Glia cells: Glia are cells in the brain that were long thought to be “helpers” that support neurons to perform their functions. Freeman has shown that the most predominant and least-studied glial cell, the star-shaped astrocyte, is essential to the brain’s signaling network and allows for many complex behavioral outputs. His research has shown that neuromodulators, a messenger that regulates a diverse group of neurons, function not only through neurons, but signal through astrocytes as well. Currently, his research explores how neurons and glia cells communicate with one another so the nervous system runs smoothly and how their dysfunction can result in neurological disease.

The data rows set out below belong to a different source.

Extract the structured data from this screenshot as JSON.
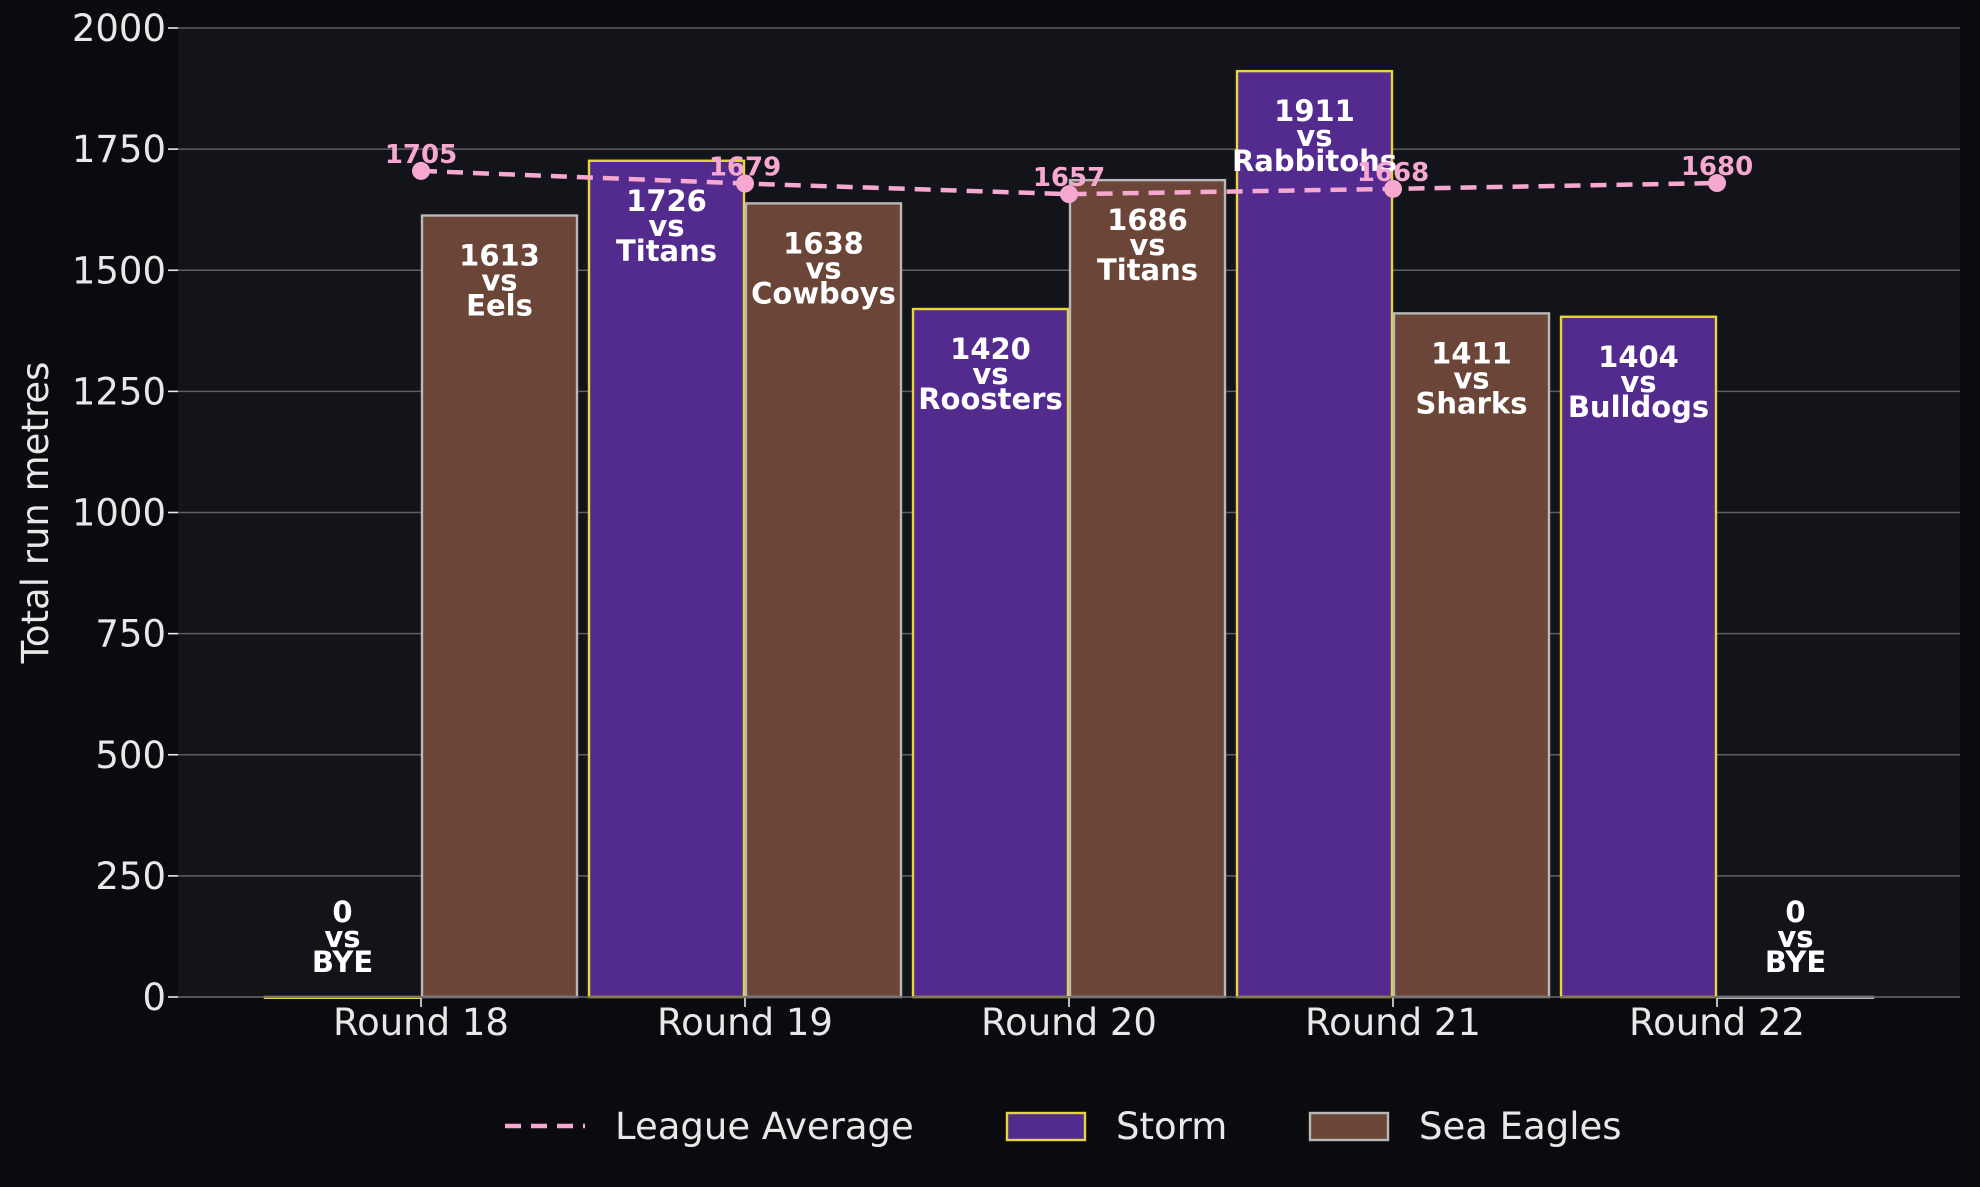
{
  "chart_data": {
    "type": "bar",
    "categories": [
      "Round 18",
      "Round 19",
      "Round 20",
      "Round 21",
      "Round 22"
    ],
    "ylabel": "Total run metres",
    "xlabel": "",
    "ylim": [
      0,
      2000
    ],
    "yticks": [
      0,
      250,
      500,
      750,
      1000,
      1250,
      1500,
      1750,
      2000
    ],
    "grid": true,
    "legend_position": "bottom-center",
    "series": [
      {
        "name": "Storm",
        "type": "bar",
        "values": [
          0,
          1726,
          1420,
          1911,
          1404
        ],
        "labels": [
          "0\nvs\nBYE",
          "1726\nvs\nTitans",
          "1420\nvs\nRoosters",
          "1911\nvs\nRabbitohs",
          "1404\nvs\nBulldogs"
        ],
        "fill": "#532b8f",
        "edge": "#e6d63a"
      },
      {
        "name": "Sea Eagles",
        "type": "bar",
        "values": [
          1613,
          1638,
          1686,
          1411,
          0
        ],
        "labels": [
          "1613\nvs\nEels",
          "1638\nvs\nCowboys",
          "1686\nvs\nTitans",
          "1411\nvs\nSharks",
          "0\nvs\nBYE"
        ],
        "fill": "#6b4537",
        "edge": "#b8b8b8"
      },
      {
        "name": "League Average",
        "type": "line",
        "style": "dashed",
        "values": [
          1705,
          1679,
          1657,
          1668,
          1680
        ],
        "color": "#f7a8d0"
      }
    ]
  },
  "colors": {
    "background": "#0b0b0f",
    "plot_background": "#13131a",
    "grid": "#5e5e63",
    "text": "#e8e8e8",
    "bar_label": "#ffffff"
  }
}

Axon degeneration: Axons, slender nerve fibers, must remain intact to function, and, in cases of injury or disease, they break. His research team exploited the unique set of genetic tools available in fruit flies to label specific subsets of neurons in the intact animal, cut axons to induce degeneration, and then systematically broke each gene in the fly genome to determine which were required to promote axon destruction. They discovered that when dSarm/Sarm1 was deleted it completely blocked axon degeneration, and went on to show the same was true in mice and human cell lines. Remarkably, Freeman and his colleagues have recently found that blocking the Sarm1 pathway alleviates nearly all pathological effects of traumatic brain injury in mice. Other labs have implicated Sarm1 signaling in peripheral neuropathy. These findings indicate that if researchers can find a way to block the genes that drive degeneration after injury—something Freeman’s lab is currently pursuing—there’s an opportunity to save the nervous system from degeneration in many cases of injury or neurodegenerative disease.